Eris l'embrassa à de nombreuses reprises dans le cou et lui murmura à l'oreille d'une voix douce.

— On va travailler ensemble pour combattre nos peurs.

* * *

Dans le couloir des vestiaires, toutes les portes peintes en bordeaux comportaient une pochette plastique avec une simple feuille blanche A4. Régulièrement, on pouvait lire la mention « Libre » inscrite au marqueur vert pour indiquer que la salle n'était pas, ou plus, réservée. À l'inverse, le mot « Occupée », en rouge, se révélait tout aussi explicite et conviait les joueuses des autres équipes à se trouver un autre endroit pour se changer.
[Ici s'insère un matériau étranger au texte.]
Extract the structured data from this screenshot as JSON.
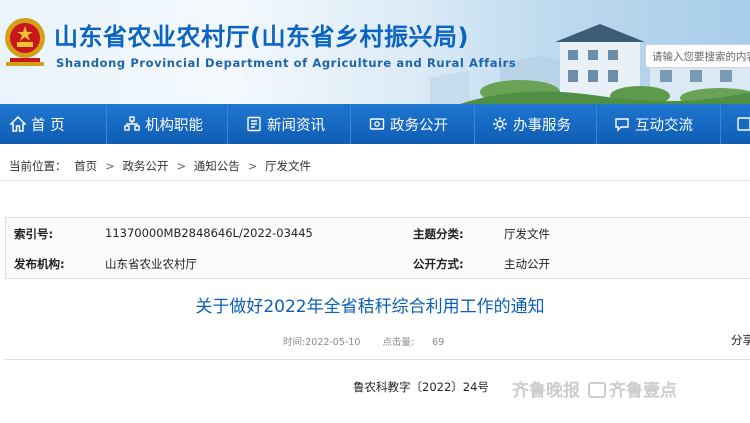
{
  "header": {
    "title": "山东省农业农村厅(山东省乡村振兴局)",
    "subtitle": "Shandong Provincial Department of Agriculture and Rural Affairs",
    "search_placeholder": "请输入您要搜索的内容"
  },
  "nav": {
    "items": [
      {
        "label": "首 页",
        "icon": "home-icon"
      },
      {
        "label": "机构职能",
        "icon": "org-icon"
      },
      {
        "label": "新闻资讯",
        "icon": "news-icon"
      },
      {
        "label": "政务公开",
        "icon": "public-icon"
      },
      {
        "label": "办事服务",
        "icon": "service-icon"
      },
      {
        "label": "互动交流",
        "icon": "chat-icon"
      }
    ]
  },
  "breadcrumb": {
    "prefix": "当前位置：",
    "items": [
      "首页",
      "政务公开",
      "通知公告",
      "厅发文件"
    ]
  },
  "info": {
    "index_key": "索引号:",
    "index_value": "11370000MB2848646L/2022-03445",
    "topic_key": "主题分类:",
    "topic_value": "厅发文件",
    "issuer_key": "发布机构:",
    "issuer_value": "山东省农业农村厅",
    "mode_key": "公开方式:",
    "mode_value": "主动公开"
  },
  "article": {
    "title": "关于做好2022年全省秸秆综合利用工作的通知",
    "time_label": "时间:",
    "time_value": "2022-05-10",
    "hits_label": "点击量:",
    "hits_value": "69",
    "share_label": "分享",
    "doc_number": "鲁农科教字〔2022〕24号"
  },
  "watermark": {
    "left_text": "齐鲁晚报",
    "right_text": "齐鲁壹点"
  },
  "colors": {
    "nav_blue": "#1565c0",
    "title_blue": "#0c5fb8"
  }
}
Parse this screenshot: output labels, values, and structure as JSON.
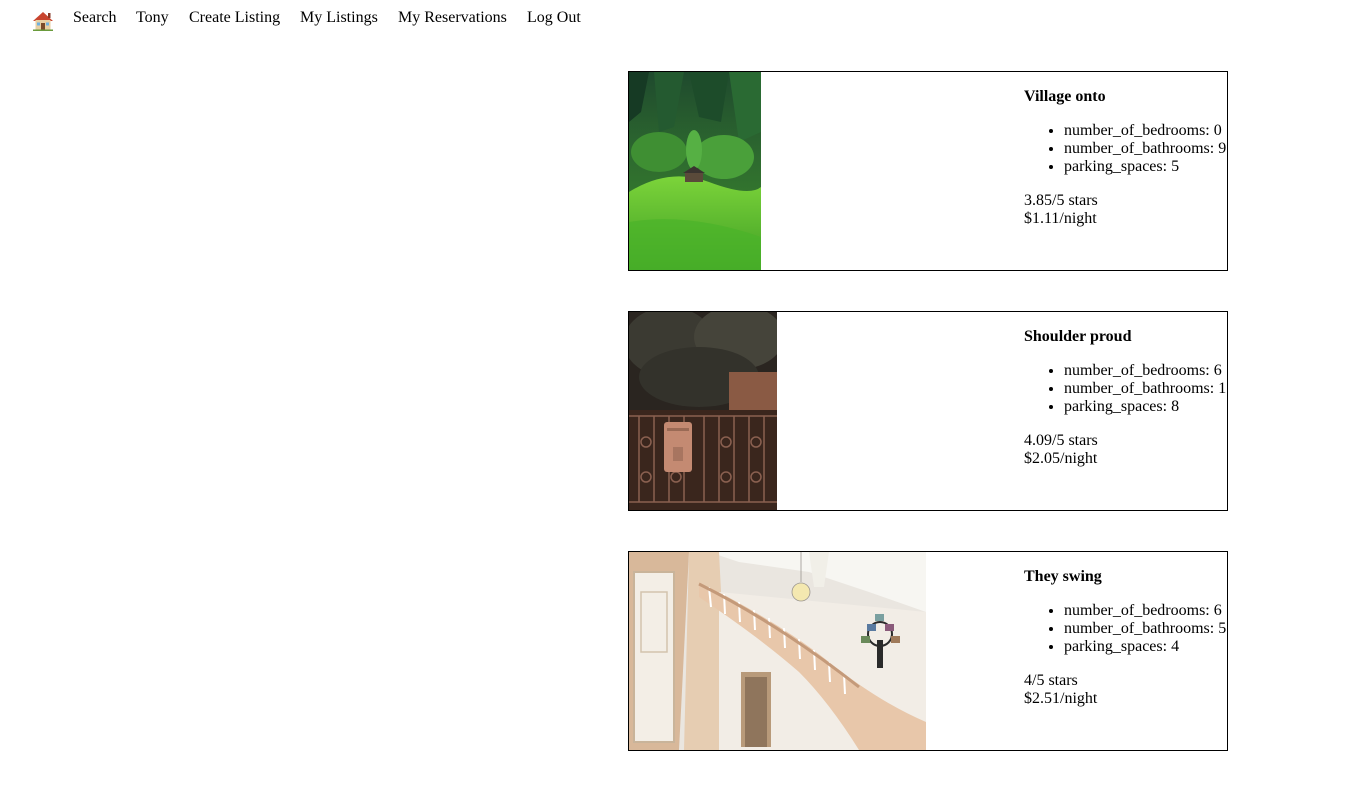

Eris et Mona se trouvaient désormais dans le vestiaire occupé initialement par l'équipe défaite en quart de final. Les coéquipières d'Eris n'avaient pas traîné après leur élimination, si bien que deux heures plus tard, la voie était libre et le risque d'être dérangé relativement faible.

Il y avait toujours un risque, évidemment. L'affichage réversible de fortune, installé uniquement à des fins informatives, n'empêchait personne d'actionner la poignée et de pénétrer dans un endroit intime au cœur du complexe sportif. Bien entendu, on comptait sur la civilité et le respect de chacun pour éviter toute intrusion, excès de curiosité ou encore farce de mauvais goût. Il aurait été beaucoup plus simple d'ajouter un verrou à chaque porte, tout le monde en était conscient, mais les mesures de sécurité décourageaient fortement l'ajout d'un tel dispositif à quelques exceptions près.